Looking for a modern take on a classic American comfort food, I came up with this Asian inspired recipe replacing an easy to find and inexpensive roast cut for the usual short ribs. The meat was flavorful, mildly spicy and very moist from the broth. And I got a chance to use my new Schmidt Brothers knives!
This dish is also healthier than the typical pot roast because it doesn’t need a heavy gravy or call out for a side of buttery mashed potatoes. Instead I served it with some quick cooking red chili noodles and bok choy. I used the broth to make a sauce instead of frying everything in a calorie laden oil. (I think it was lacking something, probably the fat, but it was still very flavorful and not too spicy.) The next day I sliced the leftover meat and poured a little sauce on top with some greens on the side, which I enjoyed even more. If you try this recipe, let EDA know how you decided to serve it.
3-4 lb bottom round roast (center cut if possible)
1/4 cup of fish sauce
1/4 cup of orange juice
1/4 cup of low sodium soy sauce
1 cup of water
1 tbsp of sambal oelek
4-5 cloves of garlic, minced
1 tbsp of grated ginger
3 scallions, coarsely chopped
1 tbsp of cilantro, coarsely chopped
1 leek, diced
1 large onion, chopped
3 carrots, peeled and chopped (optional)
Freshly ground black pepper
2 dried chiles (if desired)
Sprinkle meat with salt and pepper. Heat cast iron or (Dutch oven if you don’t have a slow cooker) over high heat until hot. Place meat in pan. Brown fat side first, then rest of meat.
Set aside. (You can skip this step if you don’t have time, but it will give added flavor to the meat and help ensure that it’s moist after the cooking process.)

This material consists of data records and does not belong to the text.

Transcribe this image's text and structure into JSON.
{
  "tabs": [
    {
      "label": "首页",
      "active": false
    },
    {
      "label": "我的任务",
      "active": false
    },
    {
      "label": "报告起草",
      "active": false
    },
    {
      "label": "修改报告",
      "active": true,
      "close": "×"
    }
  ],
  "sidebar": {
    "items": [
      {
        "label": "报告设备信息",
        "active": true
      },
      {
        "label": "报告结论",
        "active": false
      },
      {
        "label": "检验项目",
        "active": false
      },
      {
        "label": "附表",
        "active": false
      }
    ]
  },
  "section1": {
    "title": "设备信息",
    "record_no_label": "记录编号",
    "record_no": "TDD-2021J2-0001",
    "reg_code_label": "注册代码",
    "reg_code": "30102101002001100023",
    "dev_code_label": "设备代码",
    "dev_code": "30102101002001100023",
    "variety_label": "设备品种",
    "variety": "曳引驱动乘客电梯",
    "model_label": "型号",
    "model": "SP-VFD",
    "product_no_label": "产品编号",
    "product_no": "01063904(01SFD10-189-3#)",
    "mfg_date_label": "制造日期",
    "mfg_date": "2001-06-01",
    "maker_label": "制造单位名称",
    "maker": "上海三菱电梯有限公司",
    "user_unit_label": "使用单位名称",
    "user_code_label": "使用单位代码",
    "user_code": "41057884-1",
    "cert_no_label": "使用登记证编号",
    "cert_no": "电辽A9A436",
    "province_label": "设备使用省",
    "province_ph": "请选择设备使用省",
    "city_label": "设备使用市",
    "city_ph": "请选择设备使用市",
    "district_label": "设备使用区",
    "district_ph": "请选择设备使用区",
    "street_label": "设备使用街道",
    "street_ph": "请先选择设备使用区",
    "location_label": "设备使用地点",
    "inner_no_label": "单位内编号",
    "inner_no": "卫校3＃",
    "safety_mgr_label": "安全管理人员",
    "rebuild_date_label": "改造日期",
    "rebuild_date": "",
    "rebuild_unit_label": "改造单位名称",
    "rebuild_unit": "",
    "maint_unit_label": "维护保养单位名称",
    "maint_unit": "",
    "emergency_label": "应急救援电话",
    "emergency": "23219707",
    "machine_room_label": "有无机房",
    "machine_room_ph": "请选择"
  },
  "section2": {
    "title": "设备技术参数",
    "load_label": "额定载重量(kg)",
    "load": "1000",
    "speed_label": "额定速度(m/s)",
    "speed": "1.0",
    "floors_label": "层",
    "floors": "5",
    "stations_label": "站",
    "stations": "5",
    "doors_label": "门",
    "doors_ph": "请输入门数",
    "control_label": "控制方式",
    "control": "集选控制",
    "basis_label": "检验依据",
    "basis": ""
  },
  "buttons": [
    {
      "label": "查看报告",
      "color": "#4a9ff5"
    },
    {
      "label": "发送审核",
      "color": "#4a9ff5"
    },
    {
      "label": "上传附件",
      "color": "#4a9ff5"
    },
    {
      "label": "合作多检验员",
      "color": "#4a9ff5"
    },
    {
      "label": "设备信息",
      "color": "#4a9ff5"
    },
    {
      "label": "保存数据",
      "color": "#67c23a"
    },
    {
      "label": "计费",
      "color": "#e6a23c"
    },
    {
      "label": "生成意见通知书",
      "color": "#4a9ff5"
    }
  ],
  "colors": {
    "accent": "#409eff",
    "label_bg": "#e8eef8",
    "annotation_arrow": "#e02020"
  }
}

Mix together fish sauce, orange juice, soy sauce, ginger, sambal sauce, garlic, scallions, cilantro and water.
In slow cooker (or Dutch oven), place onions, leeks and carrots if using in bottom of pot. Sprinkle with salt and pepper. Add meat on top. Pour fish sauce mixture over meat. Sprinkle with more pepper and a little bit of salt (the sauce should be salty). Add chiles to broth if using. Place lid on top and cook on low for at least 5 hours. (It can cook longer if you have time. As long as there is broth, it won’t overcook.)
Remove the meat from the pan. Using a slotted spoon, remove the onions, carrots and leeks. Reserve. Now you can decide on the preparation.
Option 1: Slice the meat and serve with some sauce spooned over it for added flavor and moistness. (For leftovers, refrigerate the sauce and then remove the layer of fat on top.) Have some sticky rice or starch of your choosing with the carrots and greens on the side.
Option 2: Shred the meat and add to a stir fry of some veggies and noodles or rice of your choosing.
You can use the remaining broth to make a soup for another quick weeknight dish. The carrots and onions can also be saved for soup.
To drink: Junmai or a sake of your preference would be a nice complement.